Compounding the problem is institutional weakness. Corruption within security agencies, limited equipment, poor intelligence networks, and inadequate training have left the force unable to prevent major attacks. In some cases, security operatives are accused of complicity with criminal groups. The federal government’s response has largely focused on military operations in specific hotspots, but these have not prevented the steady expansion of criminal networks.

The State Police Proposal

In response, President Tinubu’s government is considering introducing state police forces in all 36 states as a complementary layer to the national force. The logic is straightforward: state police would have local knowledge, could respond faster to threats, and would be closer to communities where attacks occur. They could potentially establish informant networks, understand local dynamics, and coordinate with community leaders more effectively than distant federal authorities.

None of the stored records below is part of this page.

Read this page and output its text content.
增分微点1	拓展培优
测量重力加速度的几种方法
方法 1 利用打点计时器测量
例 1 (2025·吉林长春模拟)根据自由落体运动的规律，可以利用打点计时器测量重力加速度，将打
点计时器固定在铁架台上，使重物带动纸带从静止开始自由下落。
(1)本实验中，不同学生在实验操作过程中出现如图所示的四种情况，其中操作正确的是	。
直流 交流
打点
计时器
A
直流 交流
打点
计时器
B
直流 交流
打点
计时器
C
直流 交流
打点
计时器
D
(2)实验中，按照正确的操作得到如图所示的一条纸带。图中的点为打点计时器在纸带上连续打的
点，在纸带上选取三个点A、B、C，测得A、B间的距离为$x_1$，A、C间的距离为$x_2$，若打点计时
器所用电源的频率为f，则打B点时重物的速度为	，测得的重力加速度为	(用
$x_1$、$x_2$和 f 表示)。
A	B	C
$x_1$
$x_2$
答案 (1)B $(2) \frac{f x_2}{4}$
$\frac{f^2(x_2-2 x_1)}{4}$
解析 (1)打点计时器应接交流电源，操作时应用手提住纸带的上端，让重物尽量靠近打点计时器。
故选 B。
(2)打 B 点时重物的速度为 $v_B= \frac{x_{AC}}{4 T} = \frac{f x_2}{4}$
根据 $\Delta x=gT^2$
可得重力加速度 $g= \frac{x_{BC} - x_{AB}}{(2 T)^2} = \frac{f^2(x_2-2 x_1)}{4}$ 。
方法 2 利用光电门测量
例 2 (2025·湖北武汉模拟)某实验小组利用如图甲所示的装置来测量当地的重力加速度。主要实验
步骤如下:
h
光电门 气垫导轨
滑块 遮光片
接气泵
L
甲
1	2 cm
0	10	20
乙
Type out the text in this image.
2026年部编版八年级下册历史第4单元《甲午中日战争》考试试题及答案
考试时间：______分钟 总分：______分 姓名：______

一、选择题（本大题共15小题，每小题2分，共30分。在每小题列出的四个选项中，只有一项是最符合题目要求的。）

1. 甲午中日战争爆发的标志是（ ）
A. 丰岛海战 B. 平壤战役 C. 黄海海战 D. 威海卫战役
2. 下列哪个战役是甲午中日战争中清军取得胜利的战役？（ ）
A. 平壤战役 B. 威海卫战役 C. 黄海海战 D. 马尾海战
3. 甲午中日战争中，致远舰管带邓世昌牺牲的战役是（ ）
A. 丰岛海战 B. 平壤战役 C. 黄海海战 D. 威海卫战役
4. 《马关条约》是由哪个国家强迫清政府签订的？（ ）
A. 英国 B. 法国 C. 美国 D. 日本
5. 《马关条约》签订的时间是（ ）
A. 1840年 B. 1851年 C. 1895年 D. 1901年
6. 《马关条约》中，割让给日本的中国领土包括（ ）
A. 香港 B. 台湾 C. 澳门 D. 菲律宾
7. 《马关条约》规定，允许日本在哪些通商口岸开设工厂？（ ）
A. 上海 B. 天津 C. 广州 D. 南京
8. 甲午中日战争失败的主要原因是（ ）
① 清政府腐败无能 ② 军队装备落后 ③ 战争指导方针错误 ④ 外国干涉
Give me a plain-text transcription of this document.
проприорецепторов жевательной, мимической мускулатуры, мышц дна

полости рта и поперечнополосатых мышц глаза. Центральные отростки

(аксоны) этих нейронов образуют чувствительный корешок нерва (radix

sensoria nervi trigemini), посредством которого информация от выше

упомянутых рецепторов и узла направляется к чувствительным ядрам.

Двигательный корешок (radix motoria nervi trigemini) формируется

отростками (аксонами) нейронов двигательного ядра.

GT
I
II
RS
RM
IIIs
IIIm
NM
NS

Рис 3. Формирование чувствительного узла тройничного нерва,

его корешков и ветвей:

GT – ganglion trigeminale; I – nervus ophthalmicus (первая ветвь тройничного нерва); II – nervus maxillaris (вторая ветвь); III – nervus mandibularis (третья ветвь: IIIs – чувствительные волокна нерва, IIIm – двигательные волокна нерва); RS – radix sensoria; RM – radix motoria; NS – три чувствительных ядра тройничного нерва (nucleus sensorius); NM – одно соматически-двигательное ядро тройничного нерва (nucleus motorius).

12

However, the proposal remains controversial and faces significant hurdles. Nigeria tried state police before with mixed results. There are concerns about how states would fund them, what training standards they would meet, and whether local strongmen might weaponize them for political purposes. The governance structure required to prevent state police from becoming tools of state governors rather than genuine security agencies remains unclear.

Competing Visions and Regional Tensions

Adding complexity is the existing tension with regional security outfits like Amotekun, the vigilante security network in southwestern Nigeria. In early February, Osun State Governor Adeleke publicly appealed for police to unseal Amotekun offices that were closed after rogue personnel committed killings in September 2025. He argues that Amotekun officers, though controversial, have developed expertise in border security that the federal police lack.

This creates a paradox. States believe they need more security control to protect their people, yet the federal government worries about fragmentation of the security apparatus. The tension between local security needs and national coordination remains unresolved, with casualties mounting while bureaucratic debates continue.

The Urgent Calculus

For ordinary Nigerians, the conversation about state police is academic. What matters is that armed gangs continue taking what they want with impunity. Farmers cannot access their fields. Schoolchildren have been abducted in mass numbers. Travelers fear ambush on major highways. The existing security apparatus has failed by any measure.

Whether state police will succeed remains uncertain. What is clear is that the current approach has proven inadequate. With insurgents expanding their reach, criminal networks becoming more sophisticated, and communities increasingly self-reliant on vigilante forces, Nigeria’s fragile security situation could continue deteriorating even as the government debates restructuring.

The window for comprehensive reform may be closing. Each day of delay means more kidnappings, more deaths, and more communities turning to informal security arrangements that operate outside rule of law. The state police proposal, for all its complications, reflects the growing consensus that something fundamental must change.